“Das Barbecü”
“Moon”

“Away We Go”

Regal Meridian 16, Seattle • 13.8.09 à 19h
Sam Mendes (2009)

Away Avec John Krasinski (Burt Farlander), Maya Rudolph (Verona de Tessant), Carmen Ejogo, Catherine O’Hara, Jeff Daniels, Allison Janney, Jim Gaffigan, Samantha Pryor, Conor Carroll, Maggie Gyllenhaal, Josh Hamilton, Chris Messina, Melanie Lynskey…

Encore un très joli film de Sam Mendes, quoique sans doute moins inoubliable que Revolutionary Road. À la rencontre du “road movie” et de la comédie romantique dont tous les codes seraient chamboulés, Away We Go suit les pérégrinations d’un couple en quête d’un point d’attache dans une Amérique qui ne lui renvoie aucun repère auquel s’identifier.

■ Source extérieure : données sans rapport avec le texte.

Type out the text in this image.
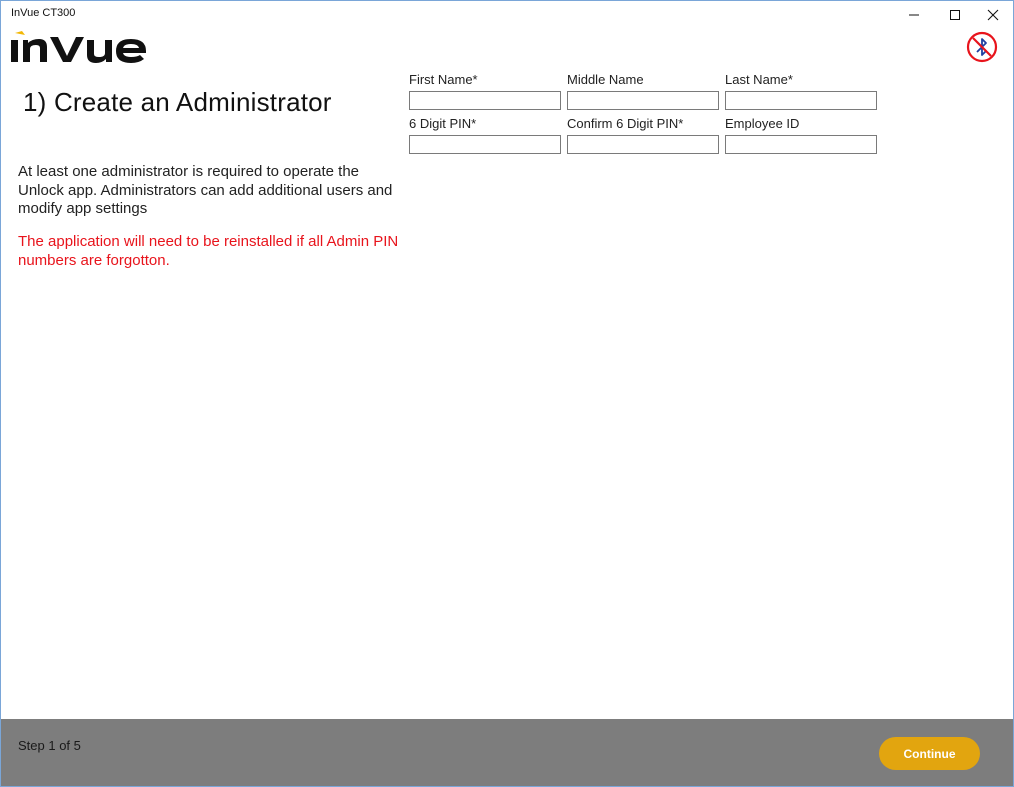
InVue CT300
1) Create an Administrator

At least one administrator is required to operate the Unlock app. Administrators can add additional users and modify app settings

The application will need to be reinstalled if all Admin PIN numbers are forgotton.

First Name*	Middle Name	Last Name*
6 Digit PIN*	Confirm 6 Digit PIN*	Employee ID
Step 1 of 5
Continue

Le couple central de Away We Go, interprété magnifiquement par John Krasinski et Maya Rudolph, se distingue nettement des stéréotypes du cinéma américain : à aucun moment la solidité de leur amour n’est mise en doute ; mais voilà, alors qu’ils attendent la naissance de leur premier enfant, ils se rendent compte qu’ils ne sentent aucun sentiment d’appartenance à la région dans laquelle ils vivent. Cette absence leur pèse : “Are we fuck-ups?”, se demande au début du film la merveilleuse Maya Rudolph.

Ces racines qui leur manquent, ils finiront par les trouver… mais pas sans avoir croisé la route d’une série de personnages superbes et jubilatoires, tous interprétés avec brio par l’une des meilleures brochettes de comédiens que l’on ait rassemblée récemment dans le même film. On y retrouve notamment l’exquise Allison Janney, actuellement à l’affiche à Broadway, ou encore le séduisant Chris Messina, vu deux jours plus tôt dans le délicieux Julie and Julia.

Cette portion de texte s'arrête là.